Norepinephrine and epinephrine are generally associated with the fight or flight response. Although these neurotransmitters do have separate functions, there is significant overlap and so in terms of mental health, it is helpful to think of them in tandem. Generally, more information is available about norepinephrine as a neurotransmitter than about epinephrine so we’ll talk primarily about it. Norepinephrine is also involved in alertness, arousal of interest, pain response, and skeletal muscle function.
Symptoms of Low Norepinephrine
- Decreased alertness
- Memory problems
- Loss of interest
- Brain fog
- Lack of motivation
Conditions Associated with Low Norepinephrine
- Chronic fatigue
- Major depressive disorder
- Hypotension, or severe low blood pressure
Boosting your Norepinephrine If You Need To
- Exercise – as with every other neurotransmitter we’ve talked about, exercise boosts your catecholamines in a healthy way.
- Meeting Goals – learning to set goals effectively (in a way that allows you to regularly meet them) can provide a huge boost to your norepinephrine.
- Love – love boosts catecholamines and in a complex way is related to these neurochemicals.
- Sleep – also as with the other neurotransmitters, sleep is integral in the healthy formation and function of norepinephrine and epinephrine.
- Cold water plunge – this can double or even triple your norepinephrine levels in just a few minutes.
- Sauna – if cold isn’t your thing, a sauna can accomplish the same goal, it just takes a bit more time.
Symptoms of High Norepinephrine
Norepinephrine, unlike the other neurotransmitters, is as commonly too high as it is too low.
Like dopamine, can be involved in drug-type “highs” and subsequently this list looks very much like someone who has taken too much cocaine.
- Tense or spastic muscles.
- Anxious, fearful, irritable, or racing thoughts.
- Fear of crowds or small spaces.
- Insomnia, increased wakefulness, poor sleep.
- Difficulty concentrating.
- Changes to blood sugar sensitivity and the way glucose and insulin are produced.
- Headaches – people with chronic cluster headaches tend to have higher plasma levels of norepinephrine and dopamine, but high norepinephrine may lead to other types of headaches as well.
- Pounding] heart and increased blood pressure – norepinephrine increases the contractile force of the heart and raises systolic blood pressure.

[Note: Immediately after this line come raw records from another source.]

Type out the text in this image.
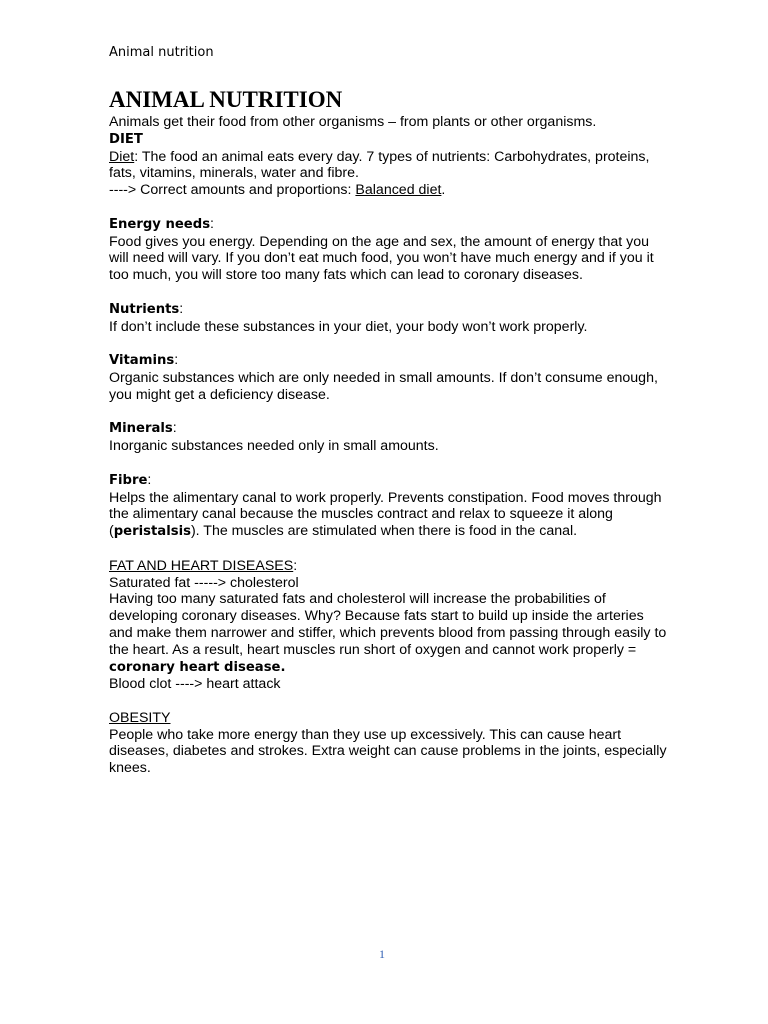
Animal nutrition
ANIMAL NUTRITION

Animals get their food from other organisms – from plants or other organisms.

DIET

Diet: The food an animal eats every day. 7 types of nutrients: Carbohydrates, proteins, fats, vitamins, minerals, water and fibre.

----> Correct amounts and proportions: Balanced diet.

Energy needs:

Food gives you energy. Depending on the age and sex, the amount of energy that you will need will vary. If you don’t eat much food, you won’t have much energy and if you it too much, you will store too many fats which can lead to coronary diseases.

Nutrients:

If don’t include these substances in your diet, your body won’t work properly.

Vitamins:

Organic substances which are only needed in small amounts. If don’t consume enough, you might get a deficiency disease.

Minerals:

Inorganic substances needed only in small amounts.

Fibre:

Helps the alimentary canal to work properly. Prevents constipation. Food moves through the alimentary canal because the muscles contract and relax to squeeze it along (peristalsis). The muscles are stimulated when there is food in the canal.

FAT AND HEART DISEASES:

Saturated fat -----> cholesterol

Having too many saturated fats and cholesterol will increase the probabilities of developing coronary diseases. Why? Because fats start to build up inside the arteries and make them narrower and stiffer, which prevents blood from passing through easily to the heart. As a result, heart muscles run short of oxygen and cannot work properly = coronary heart disease.

Blood clot ----> heart attack

OBESITY

People who take more energy than they use up excessively. This can cause heart diseases, diabetes and strokes. Extra weight can cause problems in the joints, especially knees.

1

- Sweating, generally freaking out.
- PTSD – recent research has shown that people with PTSD may have an overactive norepinephrine system.
Decreasing High Norepinephrine
Decreasing high norepinephrine is something we all want to happen quickly, but it’s important to give your body time to adjust.
- Lose weight – a study of obese older men showed that losing about 10 kilos (roughly 24 pounds) resulted in a 31% decrease in plasma norepinephrine levels. Bear in mind this is norepinephrine as a hormone and not as a neurotransmitter, but the levels seem to rise and fall at the same time.
- Cognitive Behavioral Therapy – Cognitive behavioral therapy operates on the idea that people who have had long-term stress have developed ways to cope with that stress, and helping them to learn healthier ways, will have a positive impact on their levels of anxiety, perceived stress, and also their neurochemistry.
- Melatonin + Lying down – Melatonin, mostly known as the sleep hormone, also helps to balance norepinephrine levels, but only if you take it and then lie down. Since it’s the sleep hormone, it’s probably best to do this at bedtime.
- Meditate – Meditation packs a punch in terms of reducing stress and balancing neurochemistry.